With a sharp knife, make 3 or 4 diagonal cuts about 1/4 inch deep across the top

of the loaf. Brush the loaf with a mixture of the egg white and 1 tablespoon

water. Bake in a 375F oven for 15 mins. Brush again with egg white mixture. Bake

for 20 to 25 minutes more or until loaf sounds hollow when tapped. Remove from

baking sheet and cool on a wire rack.

 

 

Makes 1 loaf (16 servings)

Prep time: 25 mins

Rising times; 1 hour; 30 mins

Resting time: 10 mins

Baking time: 35 mins

 

 

Per Serving: Calories 118; Total Fat 3 g (sat fat 1 g); Fiber 1 g; Cholesterol 4

mg; Sodium 136 mg; Carbs 17 g; Protein 4 g.
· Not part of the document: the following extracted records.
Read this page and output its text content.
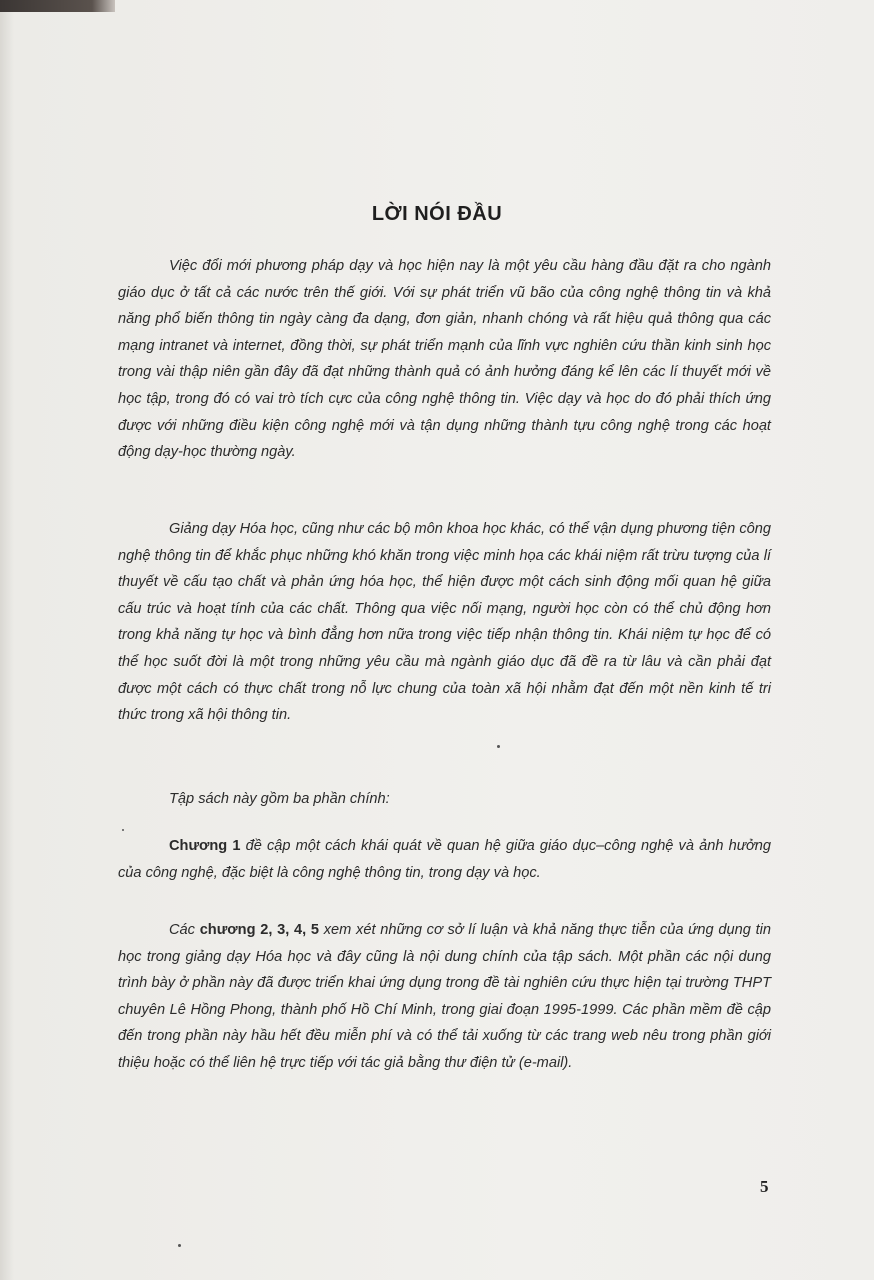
LỜI NÓI ĐẦU

Việc đổi mới phương pháp dạy và học hiện nay là một yêu cầu hàng đầu đặt ra cho ngành giáo dục ở tất cả các nước trên thế giới. Với sự phát triển vũ bão của công nghệ thông tin và khả năng phổ biến thông tin ngày càng đa dạng, đơn giản, nhanh chóng và rất hiệu quả thông qua các mạng intranet và internet, đồng thời, sự phát triển mạnh của lĩnh vực nghiên cứu thần kinh sinh học trong vài thập niên gần đây đã đạt những thành quả có ảnh hưởng đáng kể lên các lí thuyết mới về học tập, trong đó có vai trò tích cực của công nghệ thông tin. Việc dạy và học do đó phải thích ứng được với những điều kiện công nghệ mới và tận dụng những thành tựu công nghệ trong các hoạt động dạy-học thường ngày.

Giảng dạy Hóa học, cũng như các bộ môn khoa học khác, có thể vận dụng phương tiện công nghệ thông tin để khắc phục những khó khăn trong việc minh họa các khái niệm rất trừu tượng của lí thuyết về cấu tạo chất và phản ứng hóa học, thể hiện được một cách sinh động mối quan hệ giữa cấu trúc và hoạt tính của các chất. Thông qua việc nối mạng, người học còn có thể chủ động hơn trong khả năng tự học và bình đẳng hơn nữa trong việc tiếp nhận thông tin. Khái niệm tự học để có thể học suốt đời là một trong những yêu cầu mà ngành giáo dục đã đề ra từ lâu và cần phải đạt được một cách có thực chất trong nỗ lực chung của toàn xã hội nhằm đạt đến một nền kinh tế tri thức trong xã hội thông tin.

Tập sách này gồm ba phần chính:

Chương 1 đề cập một cách khái quát về quan hệ giữa giáo dục–công nghệ và ảnh hưởng của công nghệ, đặc biệt là công nghệ thông tin, trong dạy và học.

Các chương 2, 3, 4, 5 xem xét những cơ sở lí luận và khả năng thực tiễn của ứng dụng tin học trong giảng dạy Hóa học và đây cũng là nội dung chính của tập sách. Một phần các nội dung trình bày ở phần này đã được triển khai ứng dụng trong đề tài nghiên cứu thực hiện tại trường THPT chuyên Lê Hồng Phong, thành phố Hồ Chí Minh, trong giai đoạn 1995-1999. Các phần mềm đề cập đến trong phần này hầu hết đều miễn phí và có thể tải xuống từ các trang web nêu trong phần giới thiệu hoặc có thể liên hệ trực tiếp với tác giả bằng thư điện tử (e-mail).

5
Exchanges: 1 starch; 1/2 fat.

 

Description:

" 2 pts "

Cuisine:

" Italian "

S(Formatted by Chupa Babi):

" 02.10.08 "

Copyright:

" 1997 "

Yield:

" 1 loaf "

- - - - - - - - - - - - - - - - - - -

 

Per Serving (excluding unknown items): 123 Calories; 3g Fat (25.2% calories from

fat); 4g Protein; 18g Carbohydrate; 1g Dietary Fiber; 4mg Cholesterol; 131mg

Sodium. Exchanges: 1 Grain(Starch); 0 Lean Meat; 1/2 Fat.

 

NOTES : To boost fiber, you can replace up to half of the all-purpose flour with

whole wheat flour. The loaf will be denser and coarser in texture.